Not every drug discovery researcher needs extensive computer science training to use AI effectively, but it is useful to have a basic understanding of how machine learning works in order to wield it effectively, and tune the program to get what you need.

“We have data scientists with deep understanding of the fundamentals of AI and the experience required to engineer tools that others can apply in their research. However, I think it's useful for all scientists, clinicians, and others within the organization to have an appreciation of what AI is, and what it can do,” said Roberts. “And also, therefore, what it can't do. And we're still on that journey.”

Roberts uses the analogy of a microscope in thinking about ways an AI can contribute to research. A biologist doesn’t need to know the details of the physics involved in a microscope in order to use it effectively when looking at a sample, and the same holds true for AI.

“If you move the slide around, you see it moving, you can zoom in and zoom out, and so on,” he said. “And this is kind of like how human users can interact with an AI. So as you tune it in different ways, you see how it's behaving.”

So where are we now?

Roberts says that Roche uses AI in “guided decision support.” In this type of interactive workflow, the machine is fed with data manually or automatically, depending on the specific application, and provides insights that enable key decisions to be made more efficiently and effectively. For example, an AI can continuously monitor and categorize the activities of a Parkinson’s patient enrolled in a study for a new drug. Using a variety of sensor data, the machine can determine whether the subject is sitting, walking, etc. and for how long. It can compare data over time, and relay conclusions to the investigators about the patient’s functional performance or overall quality of life.

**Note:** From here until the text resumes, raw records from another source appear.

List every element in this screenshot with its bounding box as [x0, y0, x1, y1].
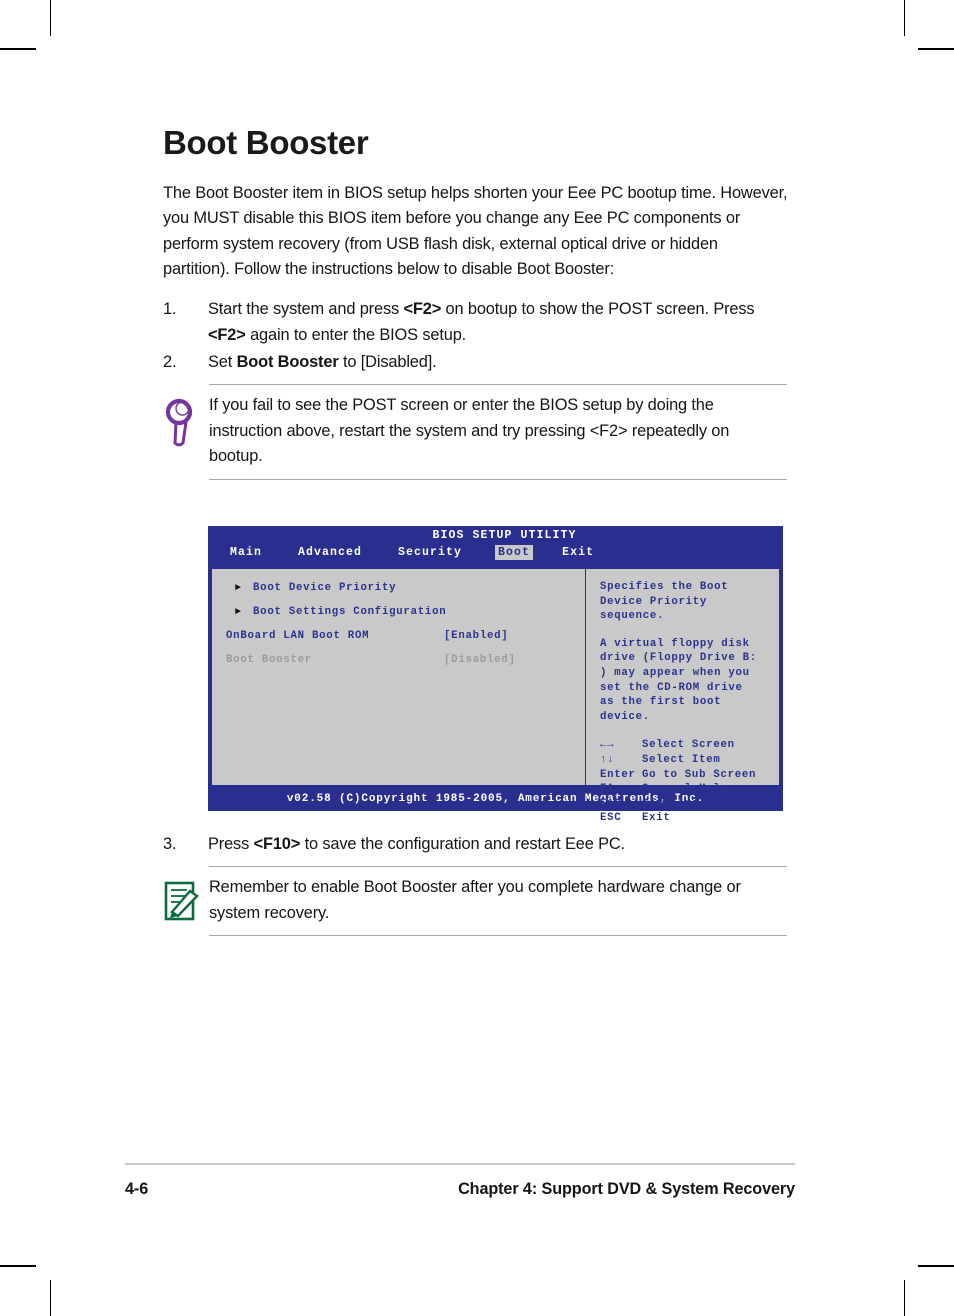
important-note-text: If you fail to see the POST screen or en…	[209, 396, 730, 466]
bios-key-desc: Select Screen	[642, 739, 735, 752]
bios-item-boot-booster[interactable]: Boot Booster [Disabled]	[226, 653, 585, 667]
bios-item-label: Boot Booster	[226, 654, 312, 666]
list-item: 3. Press <F10> to save the configuration…	[163, 831, 788, 857]
bios-menu-exit[interactable]: Exit	[559, 545, 597, 560]
bios-menu-main[interactable]: Main	[227, 545, 265, 560]
magnifier-icon	[163, 397, 203, 449]
emphasis-text: Boot Booster	[236, 353, 339, 372]
list-item: F10 Save and Exit	[600, 797, 773, 812]
bios-key: ←→	[600, 739, 615, 752]
list-item: 2. Set Boot Booster to [Disabled].	[163, 349, 788, 375]
plain-text: Start the system and press	[208, 300, 404, 319]
step-text: Set Boot Booster to [Disabled].	[208, 353, 437, 371]
instruction-steps: 1. Start the system and press <F2> on bo…	[163, 296, 788, 375]
bios-key: ESC	[600, 812, 622, 825]
bios-menu-boot[interactable]: Boot	[495, 545, 534, 560]
note-pencil-icon	[163, 879, 203, 931]
list-item: Enter Go to Sub Screen	[600, 768, 773, 783]
note-divider-bottom	[209, 478, 787, 480]
bios-item-value[interactable]: [Enabled]	[444, 629, 508, 643]
bios-menu-bar: Main Advanced Security Boot Exit	[227, 545, 627, 560]
emphasis-text: <F2>	[403, 300, 442, 319]
bios-title: BIOS SETUP UTILITY	[432, 529, 577, 542]
bios-body: ► Boot Device Priority ► Boot Settings C…	[212, 568, 779, 824]
bios-key: F10	[600, 797, 622, 810]
page-content-lower: 3. Press <F10> to save the configuration…	[163, 831, 788, 936]
emphasis-text: <F2>	[208, 326, 246, 345]
list-item: ESC Exit	[600, 811, 773, 826]
note-divider-bottom	[209, 935, 787, 936]
bios-key-desc: Select Item	[642, 753, 721, 766]
page-content: Boot Booster The Boot Booster item in BI…	[163, 124, 788, 480]
bios-key-desc: Exit	[642, 812, 671, 825]
chapter-label: Chapter 4: Support DVD & System Recovery	[458, 1179, 795, 1198]
plain-text: Press	[208, 835, 254, 853]
step-text: Press <F10> to save the configuration an…	[208, 835, 625, 853]
bios-key-desc: General Help	[642, 783, 728, 796]
list-item: F1 General Help	[600, 782, 773, 797]
bios-item-label: OnBoard LAN Boot ROM	[226, 630, 370, 642]
bios-setup-screenshot: BIOS SETUP UTILITY Main Advanced Security B…	[208, 526, 783, 824]
bios-title-bar: BIOS SETUP UTILITY Main Advanced Security B…	[209, 527, 782, 565]
instruction-steps-continued: 3. Press <F10> to save the configuration…	[163, 831, 788, 857]
bios-help-panel: Specifies the Boot Device Priority seque…	[586, 569, 779, 824]
bios-menu-advanced[interactable]: Advanced	[295, 545, 365, 560]
submenu-arrow-icon: ►	[235, 607, 242, 618]
step-number: 1.	[163, 300, 177, 319]
bios-item-onboard-lan-boot-rom[interactable]: OnBoard LAN Boot ROM [Enabled]	[226, 629, 585, 643]
plain-text: to [Disabled].	[338, 353, 437, 372]
submenu-arrow-icon: ►	[235, 583, 242, 594]
page-title: Boot Booster	[163, 124, 369, 161]
bios-item-value[interactable]: [Disabled]	[444, 653, 516, 667]
bios-key: Enter	[600, 768, 636, 781]
note-text: Remember to enable Boot Booster after yo…	[209, 878, 741, 922]
bios-key: F1	[600, 783, 615, 796]
list-item: ↑↓ Select Item	[600, 753, 773, 768]
bios-item-boot-device-priority[interactable]: ► Boot Device Priority	[226, 581, 585, 595]
bios-item-label: Boot Settings Configuration	[253, 606, 447, 618]
list-item: ←→ Select Screen	[600, 738, 773, 753]
bios-settings-panel: ► Boot Device Priority ► Boot Settings C…	[212, 569, 586, 785]
bios-help-text-primary: Specifies the Boot Device Priority seque…	[600, 581, 729, 623]
plain-text: again to enter the BIOS setup.	[245, 326, 467, 345]
bios-key-desc: Go to Sub Screen	[642, 768, 757, 781]
bios-inner-frame: ► Boot Device Priority ► Boot Settings C…	[211, 567, 780, 824]
bios-key-legend: ←→ Select Screen ↑↓ Select Item Enter Go to…	[600, 738, 773, 826]
page-number: 4-6	[125, 1179, 149, 1198]
document-page: Boot Booster The Boot Booster item in BI…	[0, 0, 954, 1315]
page-footer: 4-6 Chapter 4: Support DVD & System Reco…	[125, 1163, 795, 1199]
footer-row: 4-6 Chapter 4: Support DVD & System Reco…	[125, 1165, 795, 1199]
important-note-box: If you fail to see the POST screen or en…	[163, 384, 788, 480]
list-item: 1. Start the system and press <F2> on bo…	[163, 296, 788, 348]
emphasis-text: <F10>	[253, 835, 301, 853]
note-box: Remember to enable Boot Booster after yo…	[163, 866, 788, 936]
bios-key-desc: Save and Exit	[642, 797, 735, 810]
step-number: 2.	[163, 353, 177, 372]
plain-text: Set	[208, 353, 237, 372]
bios-item-label: Boot Device Priority	[253, 582, 397, 594]
bios-menu-security[interactable]: Security	[395, 545, 465, 560]
intro-paragraph: The Boot Booster item in BIOS setup help…	[163, 183, 788, 279]
bios-item-boot-settings-configuration[interactable]: ► Boot Settings Configuration	[226, 605, 585, 619]
bios-key: ↑↓	[600, 753, 615, 766]
plain-text: to save the configuration and restart Ee…	[300, 835, 626, 853]
plain-text: on bootup to show the POST screen. Press	[441, 300, 755, 319]
step-text: Start the system and press <F2> on bootu…	[208, 300, 755, 345]
step-number: 3.	[163, 835, 177, 853]
bios-help-text-secondary: A virtual floppy disk drive (Floppy Driv…	[600, 637, 757, 723]
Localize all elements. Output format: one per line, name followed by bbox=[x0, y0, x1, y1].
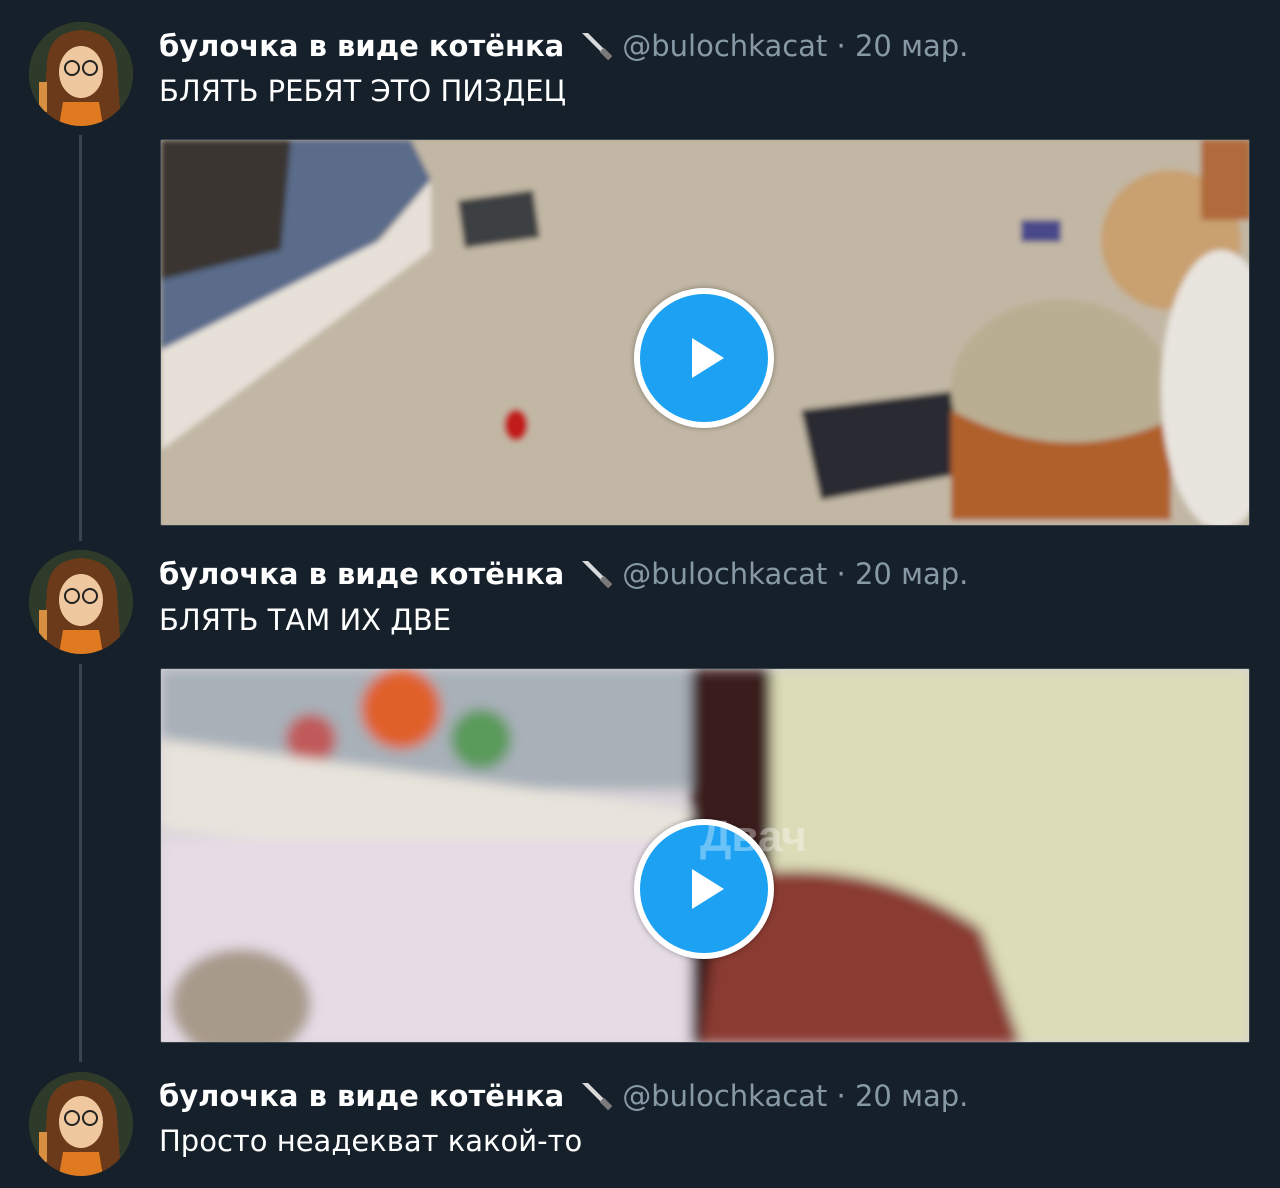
tweet[interactable]: булочка в виде котёнка @bulochkacat · 20… bbox=[0, 0, 1280, 540]
handle[interactable]: @bulochkacat bbox=[622, 557, 827, 591]
display-name[interactable]: булочка в виде котёнка bbox=[159, 557, 564, 591]
tweet[interactable]: булочка в виде котёнка @bulochkacat · 20… bbox=[0, 540, 1280, 1060]
separator: · bbox=[827, 557, 855, 591]
separator: · bbox=[827, 1079, 855, 1113]
knife-icon bbox=[578, 557, 613, 591]
tweet-text: БЛЯТЬ ТАМ ИХ ДВЕ bbox=[159, 603, 452, 637]
video-thumbnail[interactable] bbox=[160, 139, 1250, 526]
timestamp[interactable]: 20 мар. bbox=[855, 1079, 968, 1113]
avatar[interactable] bbox=[29, 1072, 133, 1176]
tweet-text: БЛЯТЬ РЕБЯТ ЭТО ПИЗДЕЦ bbox=[159, 74, 567, 108]
play-icon bbox=[692, 869, 724, 909]
timestamp[interactable]: 20 мар. bbox=[855, 557, 968, 591]
tweet[interactable]: булочка в виде котёнка @bulochkacat · 20… bbox=[0, 1060, 1280, 1188]
knife-icon bbox=[578, 1079, 613, 1113]
avatar[interactable] bbox=[29, 550, 133, 654]
play-button[interactable] bbox=[634, 288, 774, 428]
handle[interactable]: @bulochkacat bbox=[622, 29, 827, 63]
handle[interactable]: @bulochkacat bbox=[622, 1079, 827, 1113]
knife-icon bbox=[578, 29, 613, 63]
display-name[interactable]: булочка в виде котёнка bbox=[159, 29, 564, 63]
timestamp[interactable]: 20 мар. bbox=[855, 29, 968, 63]
tweet-text: Просто неадекват какой-то bbox=[159, 1124, 583, 1158]
watermark: Двач bbox=[700, 812, 807, 861]
display-name[interactable]: булочка в виде котёнка bbox=[159, 1079, 564, 1113]
avatar[interactable] bbox=[29, 22, 133, 126]
play-icon bbox=[692, 338, 724, 378]
separator: · bbox=[827, 29, 855, 63]
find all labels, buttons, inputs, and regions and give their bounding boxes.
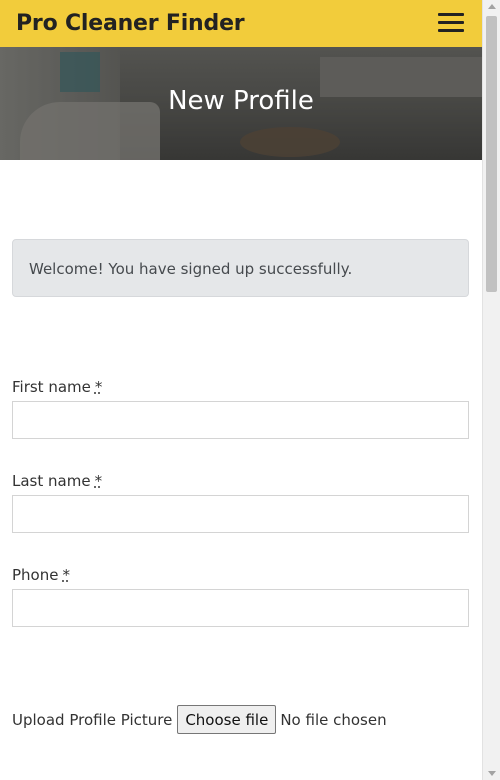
scroll-down-arrow-icon[interactable]	[488, 771, 496, 776]
required-marker: *	[94, 472, 103, 490]
phone-input[interactable]	[12, 589, 469, 627]
brand-logo[interactable]: Pro Cleaner Finder	[16, 11, 245, 36]
hamburger-menu-icon[interactable]	[438, 13, 464, 33]
first-name-input[interactable]	[12, 401, 469, 439]
scroll-up-arrow-icon[interactable]	[488, 4, 496, 9]
choose-file-button[interactable]: Choose file	[177, 705, 277, 734]
vertical-scrollbar[interactable]	[482, 0, 500, 780]
phone-label: Phone *	[12, 566, 70, 584]
required-marker: *	[94, 378, 103, 396]
hero-banner: New Profile	[0, 47, 482, 160]
success-alert: Welcome! You have signed up successfully…	[12, 239, 469, 297]
last-name-input[interactable]	[12, 495, 469, 533]
page-title: New Profile	[168, 86, 314, 116]
scroll-thumb[interactable]	[486, 16, 497, 292]
upload-profile-picture: Upload Profile Picture Choose file No fi…	[12, 705, 387, 734]
upload-label: Upload Profile Picture	[12, 710, 173, 729]
navbar: Pro Cleaner Finder	[0, 0, 482, 47]
file-status: No file chosen	[280, 710, 387, 729]
first-name-label: First name *	[12, 378, 103, 396]
last-name-label: Last name *	[12, 472, 103, 490]
required-marker: *	[62, 566, 70, 584]
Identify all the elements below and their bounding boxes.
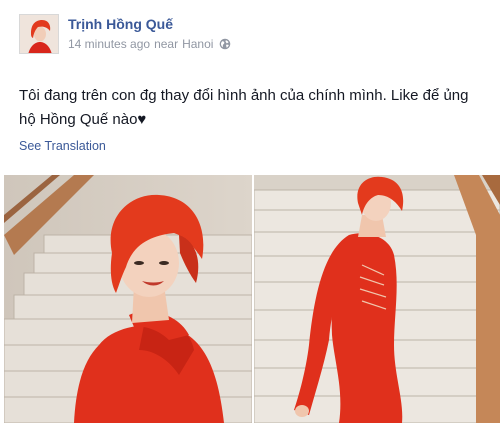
- author-name[interactable]: Trịnh Hồng Quế: [68, 16, 173, 32]
- post-location[interactable]: Hanoi: [182, 37, 213, 51]
- post-timestamp[interactable]: 14 minutes ago: [68, 37, 150, 51]
- feed-post: Trịnh Hồng Quế 14 minutes ago near Hanoi…: [0, 0, 500, 423]
- post-photo-right[interactable]: [254, 175, 500, 423]
- globe-icon[interactable]: [219, 38, 231, 50]
- post-meta: 14 minutes ago near Hanoi: [68, 37, 231, 51]
- avatar[interactable]: [19, 14, 59, 54]
- see-translation-link[interactable]: See Translation: [19, 139, 106, 153]
- avatar-image: [20, 15, 58, 53]
- post-photo-left[interactable]: [4, 175, 252, 423]
- location-prefix: near: [154, 37, 179, 51]
- post-text: Tôi đang trên con đg thay đổi hình ảnh c…: [19, 87, 469, 128]
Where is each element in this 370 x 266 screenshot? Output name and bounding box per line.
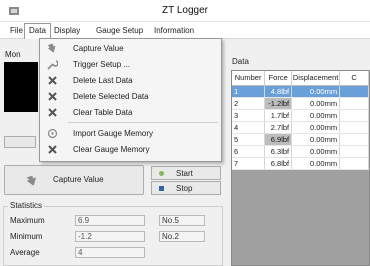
menu-item-label: Import Gauge Memory [73,129,154,138]
delete-x-icon [48,76,57,85]
table-row[interactable]: 5 6.9lbf 0.00mm [232,133,369,146]
menu-item-label: Clear Table Data [73,108,133,117]
cell-c [339,133,369,146]
wrench-icon [47,60,58,70]
menu-data[interactable]: Data [24,23,51,39]
table-row[interactable]: 1 4.8lbf 0.00mm [232,85,369,98]
menu-separator [68,122,218,123]
table-row[interactable]: 7 6.8lbf 0.00mm [232,157,369,170]
menu-item-label: Delete Selected Data [73,92,149,101]
monitor-label: Mon [5,50,21,59]
data-panel: Data Number Force Displacement C 1 4.8lb… [226,50,370,266]
menu-item-label: Trigger Setup ... [73,60,131,69]
cell-c [339,85,369,98]
cell-c [339,145,369,158]
statistics-title: Statistics [8,201,45,210]
table-row[interactable]: 2 -1.2lbf 0.00mm [232,97,369,110]
cell-force: 2.7lbf [264,121,293,134]
data-menu-dropdown: Capture Value Trigger Setup ... Delete L… [39,38,222,162]
menu-information[interactable]: Information [150,24,198,37]
cell-force: 1.7lbf [264,109,293,122]
statistics-group: Statistics Maximum 6.9 No.5 Minimum -1.2… [3,201,223,266]
cell-force: 6.8lbf [264,157,293,170]
cell-c [339,157,369,170]
cell-displacement: 0.00mm [291,109,341,122]
capture-arrow-icon [26,175,37,186]
stat-value: -1.2 [75,231,145,242]
cell-number: 1 [232,85,266,98]
cell-number: 5 [232,133,266,146]
menu-item-label: Delete Last Data [73,76,133,85]
cell-number: 3 [232,109,266,122]
capture-arrow-icon [47,43,56,53]
delete-x-icon [48,145,57,154]
cell-c [339,97,369,110]
table-row[interactable]: 4 2.7lbf 0.00mm [232,121,369,134]
window-title: ZT Logger [162,5,208,16]
start-label: Start [176,169,193,178]
column-header-displacement[interactable]: Displacement [291,71,341,86]
cell-c [339,121,369,134]
cell-displacement: 0.00mm [291,85,341,98]
menu-item-trigger-setup[interactable]: Trigger Setup ... [41,58,221,71]
delete-x-icon [48,108,57,117]
cell-displacement: 0.00mm [291,121,341,134]
stat-label: Minimum [10,232,43,241]
stop-button[interactable]: Stop [151,181,221,195]
stat-index: No.5 [159,215,205,226]
stat-row-minimum: Minimum -1.2 No.2 [4,231,222,243]
stat-label: Average [10,248,40,257]
stop-icon [159,186,164,191]
cell-number: 4 [232,121,266,134]
title-bar: ZT Logger [0,0,370,22]
capture-value-button[interactable]: Capture Value [4,165,144,195]
menu-bar: File Data Display Gauge Setup Informatio… [0,22,370,39]
menu-item-label: Capture Value [73,44,124,53]
cell-c [339,109,369,122]
menu-item-import-gauge-memory[interactable]: Import Gauge Memory [41,127,221,140]
cell-displacement: 0.00mm [291,145,341,158]
cell-force: 6.3lbf [264,145,293,158]
delete-x-icon [48,92,57,101]
stat-label: Maximum [10,216,45,225]
table-row[interactable]: 3 1.7lbf 0.00mm [232,109,369,122]
cell-force: 6.9lbf [264,133,293,146]
column-header-c[interactable]: C [339,71,369,86]
data-table[interactable]: Number Force Displacement C 1 4.8lbf 0.0… [231,70,370,266]
import-disk-icon [47,128,58,139]
stat-row-maximum: Maximum 6.9 No.5 [4,215,222,227]
cell-number: 2 [232,97,266,110]
start-icon [159,171,164,176]
menu-item-delete-selected-data[interactable]: Delete Selected Data [41,90,221,103]
stat-value: 6.9 [75,215,145,226]
stat-index: No.2 [159,231,205,242]
stat-row-average: Average 4 [4,247,222,259]
menu-display[interactable]: Display [50,24,84,37]
menu-item-label: Clear Gauge Memory [73,145,150,154]
column-header-number[interactable]: Number [232,71,266,86]
table-header-row: Number Force Displacement C [232,71,369,86]
start-button[interactable]: Start [151,166,221,180]
table-row[interactable]: 6 6.3lbf 0.00mm [232,145,369,158]
cell-displacement: 0.00mm [291,133,341,146]
cell-number: 7 [232,157,266,170]
cell-displacement: 0.00mm [291,157,341,170]
monitor-display [4,62,38,112]
capture-value-label: Capture Value [53,175,104,184]
menu-gauge-setup[interactable]: Gauge Setup [92,24,147,37]
monitor-button[interactable] [4,136,36,148]
menu-item-capture-value[interactable]: Capture Value [41,42,221,55]
cell-force: 4.8lbf [264,85,293,98]
cell-force: -1.2lbf [264,97,293,110]
menu-item-clear-gauge-memory[interactable]: Clear Gauge Memory [41,143,221,156]
cell-number: 6 [232,145,266,158]
stat-value: 4 [75,247,145,258]
menu-item-delete-last-data[interactable]: Delete Last Data [41,74,221,87]
data-panel-label: Data [232,57,249,66]
column-header-force[interactable]: Force [264,71,293,86]
stop-label: Stop [176,184,193,193]
menu-item-clear-table-data[interactable]: Clear Table Data [41,106,221,119]
cell-displacement: 0.00mm [291,97,341,110]
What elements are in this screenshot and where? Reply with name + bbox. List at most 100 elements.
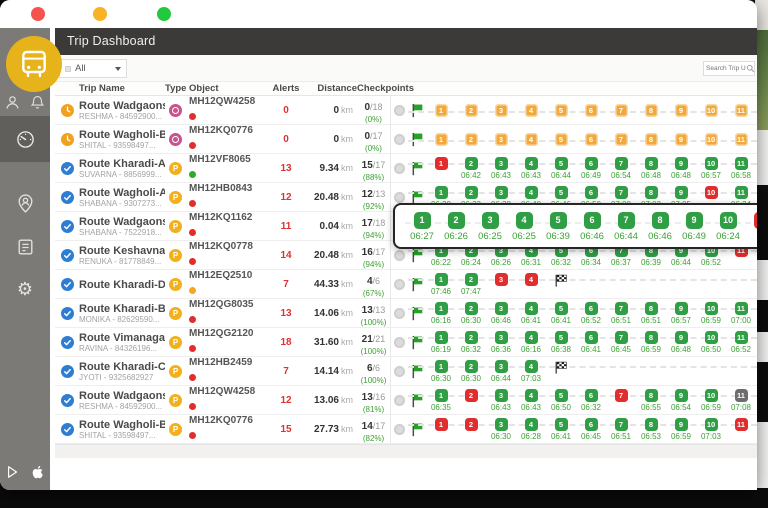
checkpoint-badge[interactable]: 5: [555, 104, 568, 117]
checkpoint-badge[interactable]: 7: [615, 104, 628, 117]
timeline-clock-icon[interactable]: [394, 395, 405, 406]
close-window-button[interactable]: [31, 7, 45, 21]
minimize-window-button[interactable]: [93, 7, 107, 21]
checkpoint-badge[interactable]: 2: [465, 157, 478, 170]
checkpoint-badge[interactable]: 11: [735, 331, 748, 344]
trip-name[interactable]: Route Kharadi-D...: [79, 279, 165, 291]
checkpoint-badge[interactable]: 1: [435, 186, 448, 199]
table-row[interactable]: Route Wadgaonsh... RESHMA - 84592900... …: [55, 386, 757, 415]
checkpoint-badge[interactable]: 8: [645, 157, 658, 170]
timeline-clock-icon[interactable]: [394, 134, 405, 145]
sidebar-item-reports[interactable]: [0, 224, 50, 270]
checkpoint-badge[interactable]: 1: [435, 418, 448, 431]
checkpoint-badge[interactable]: 3: [495, 186, 508, 199]
timeline-clock-icon[interactable]: [394, 279, 405, 290]
trip-name[interactable]: Route Wadgaonsh...: [79, 100, 165, 112]
table-row[interactable]: Route Wagholi-B... SHITAL - 93598497... …: [55, 415, 757, 444]
apple-icon[interactable]: [31, 465, 45, 484]
checkpoint-badge[interactable]: 2: [465, 389, 478, 402]
checkpoint-badge[interactable]: 2: [465, 104, 478, 117]
checkpoint-badge[interactable]: 2: [465, 418, 478, 431]
sidebar-item-dashboard[interactable]: [0, 116, 50, 162]
checkpoint-badge[interactable]: 3: [495, 302, 508, 315]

It’s still a challenge for scientists to understand the algorithms sufficiently to trust their outputs and suggestions.

“Not everybody needs to be an expert at everything,” Roberts said. “The chemist has to trust the biologist, and then the toxicologist likewise. And so too the data scientist, or the AI expert, who sits within the team, needs to be trusted. It is becoming an established discipline alongside chemistry, biology and all the other essential capabilities involved in developing a new medicine. Trust will develop further with more experience working together and experiencing the remarkable capabilities of machine learning and AI.”